Biasanya perawatan saluran akar yang dilakukan adalah mumifikasi yaitu
jaringan gigi yang masih tertinggal di dalam saluran akar diawetkan
(dimumifikasi) dengan bahan mumifikasi atau digabung dengan perawatan
pulpektomi dimana jaringan pulpa gigi dikeluarkan dan kemudian diisi kembali
dengan bahan – bahan semen, gutta percha, silver point dan lain sebagainya baru
setelah itu diadakan penambalan. Di dalam perawatan pulpa biasanya dokter gigi
mempergunakan obat – obatan keras untuk mematikan pulpa, mendesinfeksi
ruang pulpa dan lain sebagainya,oleh karena itu perawatan pulpa memerlukan
beberapa kali kunjungan, minimal 2 kali kunjungan untuk penggantian obat.
Maka hendaknya si pasien tepat datang kembali ke praktek untuk penggantian
obat, karena bila terlalu lama terkadang proses obat tersebut sudah melewati batas,
sehingga perawatan pulpa yang dilakukan berakhir kegagalan. (Tarigan, 1995).
Ada tiga tahap dasar dalam perawatan pulpa(endodontia). Pertama adalah
tahap diagnosis, yang meliputi penentuan penyakit dan perencanaan perawatan.
Kedua, tahap preparasi. Pada tahap ini isi saluran akar dikeluarkan dan saluran
akar di preparasi untuk menerima bahan pengisi. Ketiga adalah tahap pengisian.
36
Pada tahap terakhir ini saluran akar diisi dengan bahan yang dapat menutupnya
secara hermetik sampai batas dentin dan semen.
2.8.4 Indikasi perawatan pulpa(endodontia)

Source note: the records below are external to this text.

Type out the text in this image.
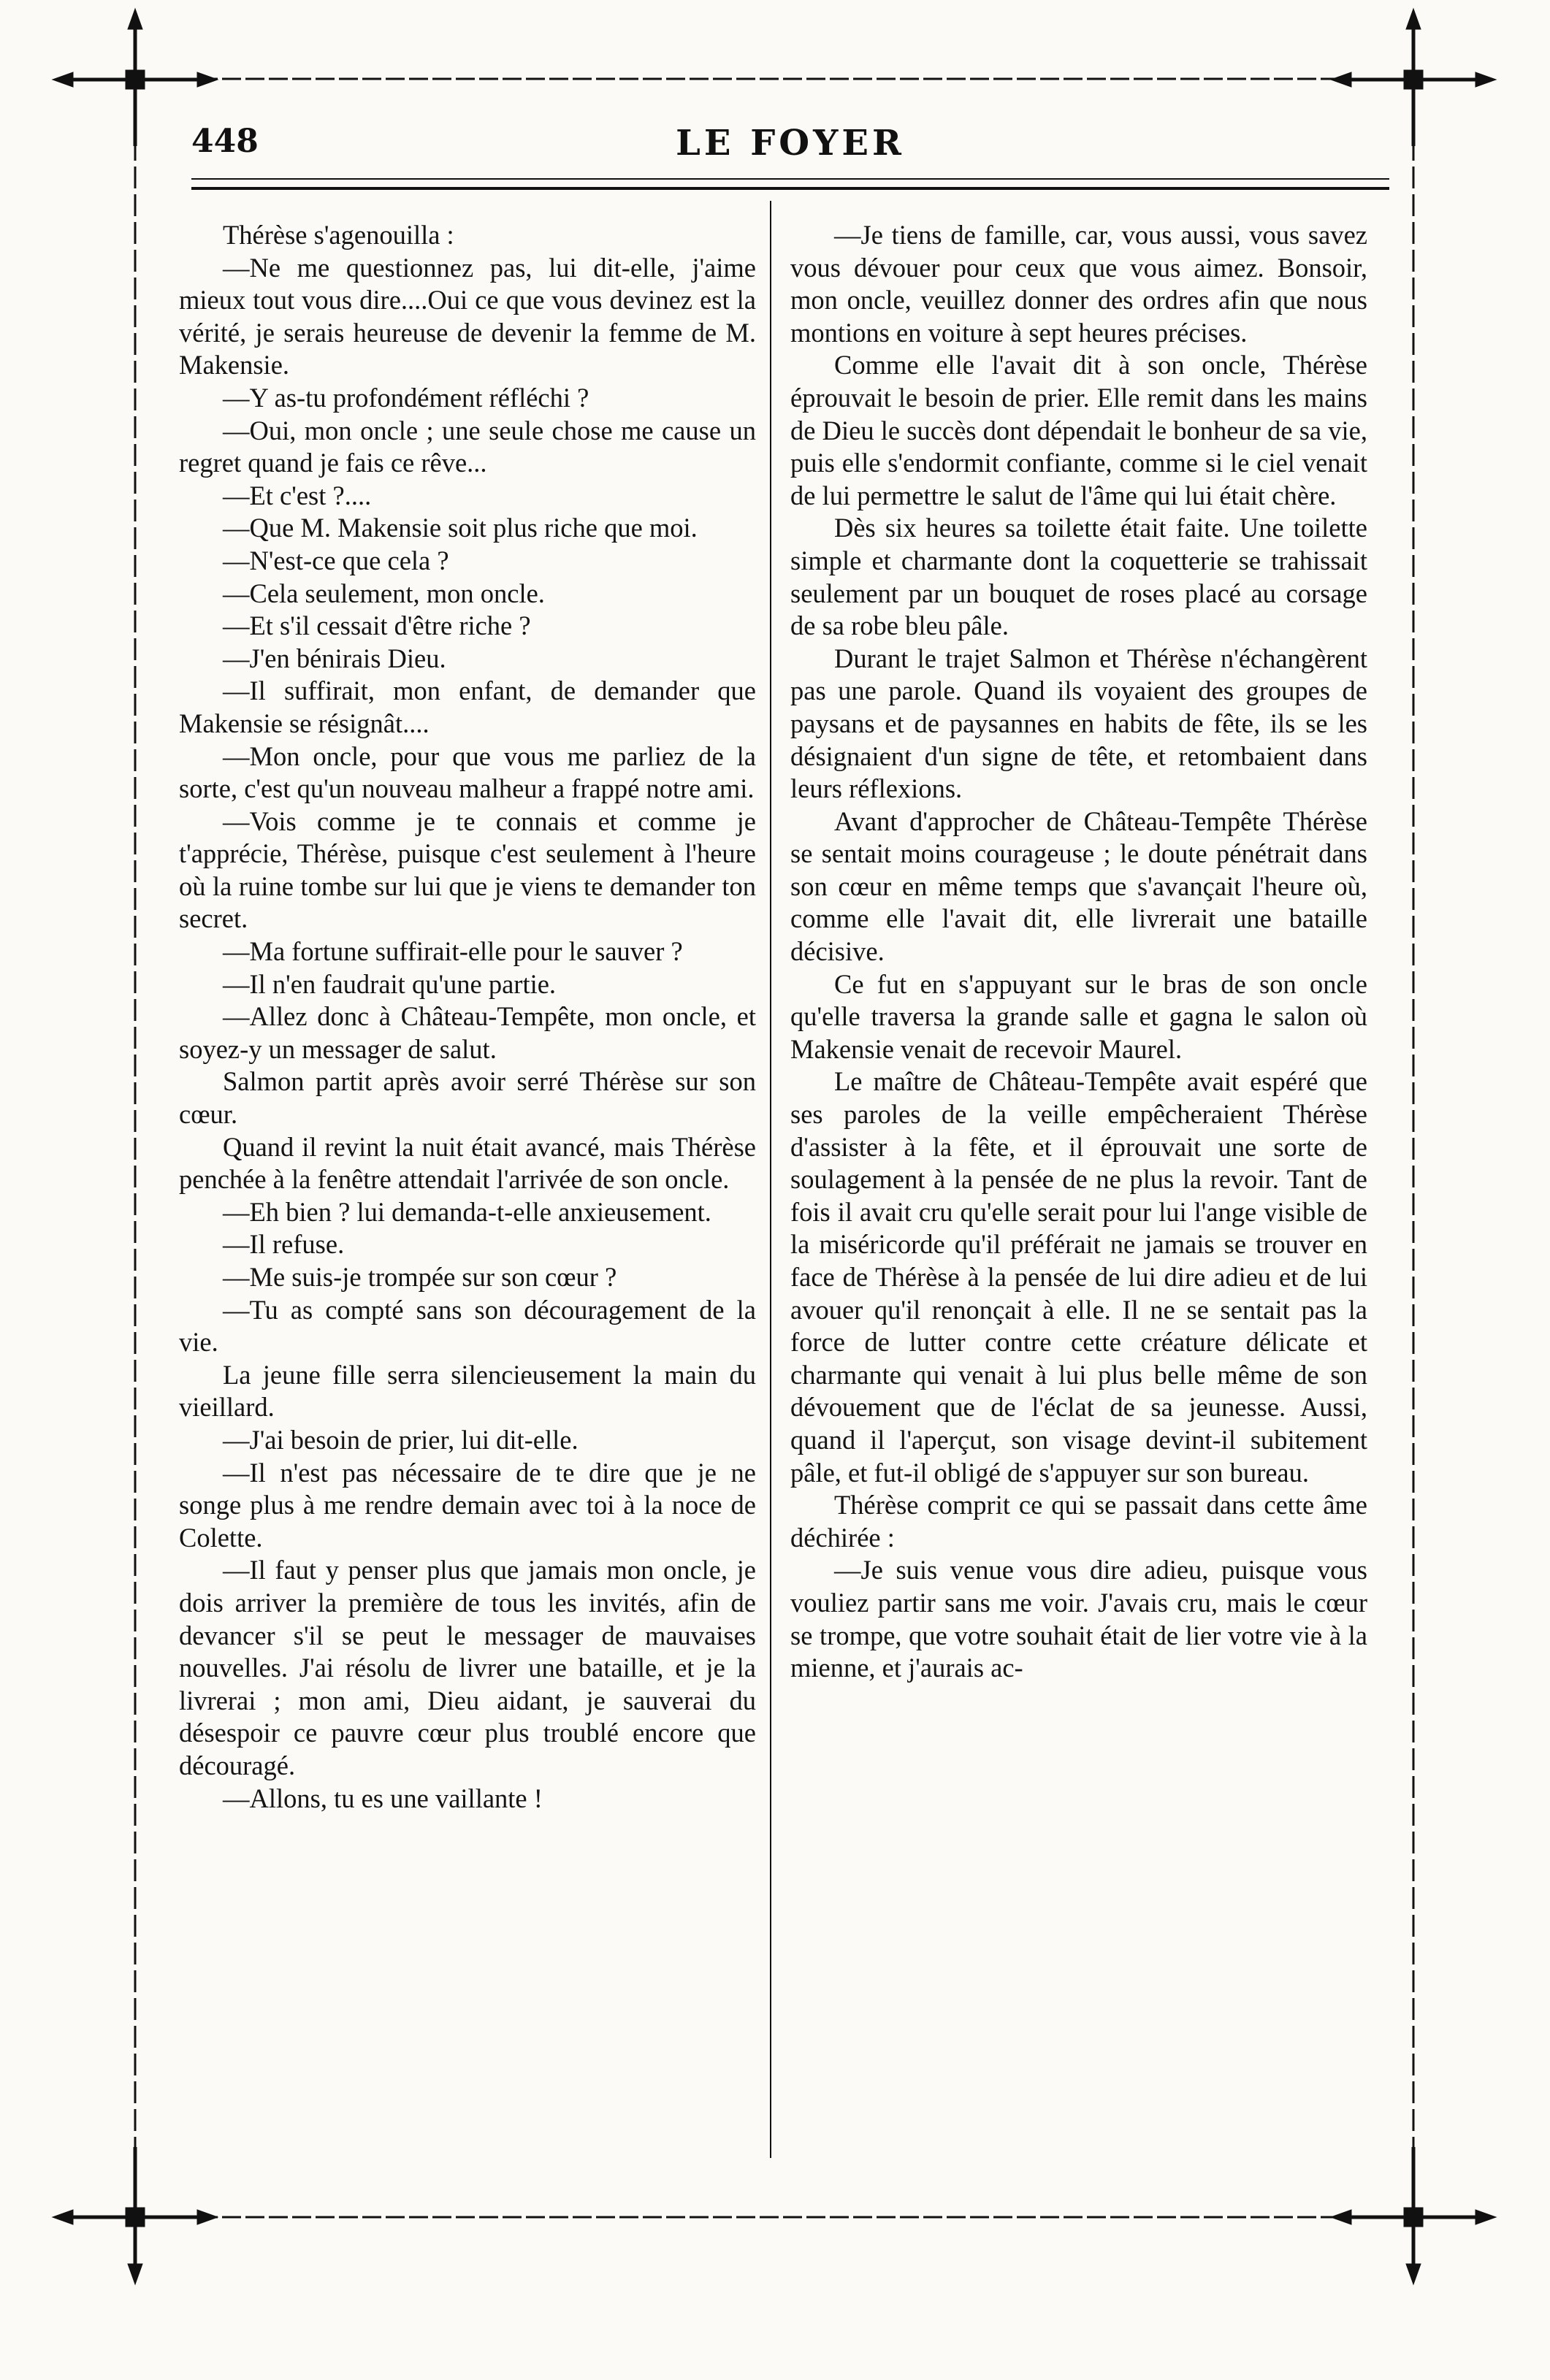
448	LE FOYER

Thérèse s'agenouilla :

—Ne me questionnez pas, lui dit-elle, j'aime mieux tout vous dire....Oui ce que vous devinez est la vérité, je serais heureuse de devenir la femme de M. Makensie.

—Y as-tu profondément réfléchi ?

—Oui, mon oncle ; une seule chose me cause un regret quand je fais ce rêve...

—Et c'est ?....

—Que M. Makensie soit plus riche que moi.

—N'est-ce que cela ?

—Cela seulement, mon oncle.

—Et s'il cessait d'être riche ?

—J'en bénirais Dieu.

—Il suffirait, mon enfant, de demander que Makensie se résignât....

—Mon oncle, pour que vous me parliez de la sorte, c'est qu'un nouveau malheur a frappé notre ami.

—Vois comme je te connais et comme je t'apprécie, Thérèse, puisque c'est seulement à l'heure où la ruine tombe sur lui que je viens te demander ton secret.

—Ma fortune suffirait-elle pour le sauver ?

—Il n'en faudrait qu'une partie.

—Allez donc à Château-Tempête, mon oncle, et soyez-y un messager de salut.

Salmon partit après avoir serré Thérèse sur son cœur.

Quand il revint la nuit était avancé, mais Thérèse penchée à la fenêtre attendait l'arrivée de son oncle.

—Eh bien ? lui demanda-t-elle anxieusement.

—Il refuse.

—Me suis-je trompée sur son cœur ?

—Tu as compté sans son découragement de la vie.

La jeune fille serra silencieusement la main du vieillard.

—J'ai besoin de prier, lui dit-elle.

—Il n'est pas nécessaire de te dire que je ne songe plus à me rendre demain avec toi à la noce de Colette.

—Il faut y penser plus que jamais mon oncle, je dois arriver la première de tous les invités, afin de devancer s'il se peut le messager de mauvaises nouvelles. J'ai résolu de livrer une bataille, et je la livrerai ; mon ami, Dieu aidant, je sauverai du désespoir ce pauvre cœur plus troublé encore que découragé.

—Allons, tu es une vaillante !

—Je tiens de famille, car, vous aussi, vous savez vous dévouer pour ceux que vous aimez. Bonsoir, mon oncle, veuillez donner des ordres afin que nous montions en voiture à sept heures précises.

Comme elle l'avait dit à son oncle, Thérèse éprouvait le besoin de prier. Elle remit dans les mains de Dieu le succès dont dépendait le bonheur de sa vie, puis elle s'endormit confiante, comme si le ciel venait de lui permettre le salut de l'âme qui lui était chère.

Dès six heures sa toilette était faite. Une toilette simple et charmante dont la coquetterie se trahissait seulement par un bouquet de roses placé au corsage de sa robe bleu pâle.

Durant le trajet Salmon et Thérèse n'échangèrent pas une parole. Quand ils voyaient des groupes de paysans et de paysannes en habits de fête, ils se les désignaient d'un signe de tête, et retombaient dans leurs réflexions.

Avant d'approcher de Château-Tempête Thérèse se sentait moins courageuse ; le doute pénétrait dans son cœur en même temps que s'avançait l'heure où, comme elle l'avait dit, elle livrerait une bataille décisive.

Ce fut en s'appuyant sur le bras de son oncle qu'elle traversa la grande salle et gagna le salon où Makensie venait de recevoir Maurel.

Le maître de Château-Tempête avait espéré que ses paroles de la veille empêcheraient Thérèse d'assister à la fête, et il éprouvait une sorte de soulagement à la pensée de ne plus la revoir. Tant de fois il avait cru qu'elle serait pour lui l'ange visible de la miséricorde qu'il préférait ne jamais se trouver en face de Thérèse à la pensée de lui dire adieu et de lui avouer qu'il renonçait à elle. Il ne se sentait pas la force de lutter contre cette créature délicate et charmante qui venait à lui plus belle même de son dévouement que de l'éclat de sa jeunesse. Aussi, quand il l'aperçut, son visage devint-il subitement pâle, et fut-il obligé de s'appuyer sur son bureau.

Thérèse comprit ce qui se passait dans cette âme déchirée :

—Je suis venue vous dire adieu, puisque vous vouliez partir sans me voir. J'avais cru, mais le cœur se trompe, que votre souhait était de lier votre vie à la mienne, et j'aurais ac-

Indikasi untuk perawatan pulpa(endodontia) yaitu umumnya gigi dengan
kelainan yang telah mengenai jaringan pulpa dan atau kelainan jaringan
periapeks, sebagai pencegahan untuk menghindari infeksi jaringan periapikal, gigi
tanpa kelainan jaringan pulpa atau kelainan jaringan periapeks yang akan
mendapatkan tempat pasak bagi retensi restorasinya, masih didukung jaringan
penyangga gigi yang baik, gigi yang dipertahankan untuk menyangga suatu
overlay denture atau abunment gigi tiruan.

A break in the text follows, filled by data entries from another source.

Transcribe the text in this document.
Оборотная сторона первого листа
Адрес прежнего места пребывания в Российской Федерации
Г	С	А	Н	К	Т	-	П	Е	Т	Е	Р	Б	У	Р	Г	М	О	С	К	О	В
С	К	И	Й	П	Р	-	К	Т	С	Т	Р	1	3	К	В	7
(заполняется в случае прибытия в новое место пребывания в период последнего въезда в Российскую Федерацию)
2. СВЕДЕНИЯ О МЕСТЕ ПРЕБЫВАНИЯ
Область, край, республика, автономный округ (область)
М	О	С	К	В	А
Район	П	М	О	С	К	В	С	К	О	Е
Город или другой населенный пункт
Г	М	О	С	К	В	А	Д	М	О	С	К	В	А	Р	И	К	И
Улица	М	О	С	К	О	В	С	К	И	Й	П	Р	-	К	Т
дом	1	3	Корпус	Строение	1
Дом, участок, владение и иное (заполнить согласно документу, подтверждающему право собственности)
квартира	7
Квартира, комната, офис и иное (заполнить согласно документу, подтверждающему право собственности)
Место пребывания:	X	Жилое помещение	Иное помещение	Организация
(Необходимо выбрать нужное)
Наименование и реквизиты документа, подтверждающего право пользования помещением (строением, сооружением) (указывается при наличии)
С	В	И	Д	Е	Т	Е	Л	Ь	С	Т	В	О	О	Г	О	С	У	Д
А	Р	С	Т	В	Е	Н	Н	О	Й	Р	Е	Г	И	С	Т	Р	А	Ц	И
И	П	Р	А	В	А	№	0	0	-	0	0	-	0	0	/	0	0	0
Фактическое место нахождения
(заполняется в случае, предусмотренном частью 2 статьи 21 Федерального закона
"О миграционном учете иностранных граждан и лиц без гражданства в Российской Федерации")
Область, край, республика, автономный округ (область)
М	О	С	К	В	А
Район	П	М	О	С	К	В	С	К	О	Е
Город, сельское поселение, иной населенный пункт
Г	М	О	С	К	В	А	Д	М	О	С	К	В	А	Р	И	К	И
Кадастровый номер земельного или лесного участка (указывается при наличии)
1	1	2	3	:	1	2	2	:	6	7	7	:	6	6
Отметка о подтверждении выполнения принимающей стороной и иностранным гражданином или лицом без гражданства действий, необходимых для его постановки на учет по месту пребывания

2.8.5 Jenis Perawatan Pulpa (endodontik)
Jenis perawatan pulpa konvensional meliputi pulp capping direk dan
indirek, pulpotomi, perawatan saluran akar pulpektomi dan endointrakanal, dan
apeksifikasi
2.9 Akibat jika tidak dirawat perawatan pulpa
Akibat jika tidak dilakukan perawatan pulpa akan menyebabkan
perubahan pada jaringan apeks dan pulpa mengalami peradangan yaitu pulpitis
koronalis, pulpitis radikularis, gangraen pulpa, periodontitis sehingga
menyebabkan gigi tidak bisa dilakukan perawatan dan harus dilakukan
pencabutan agar tidak menimbulkan penyakit lain (Tarigan, 1993).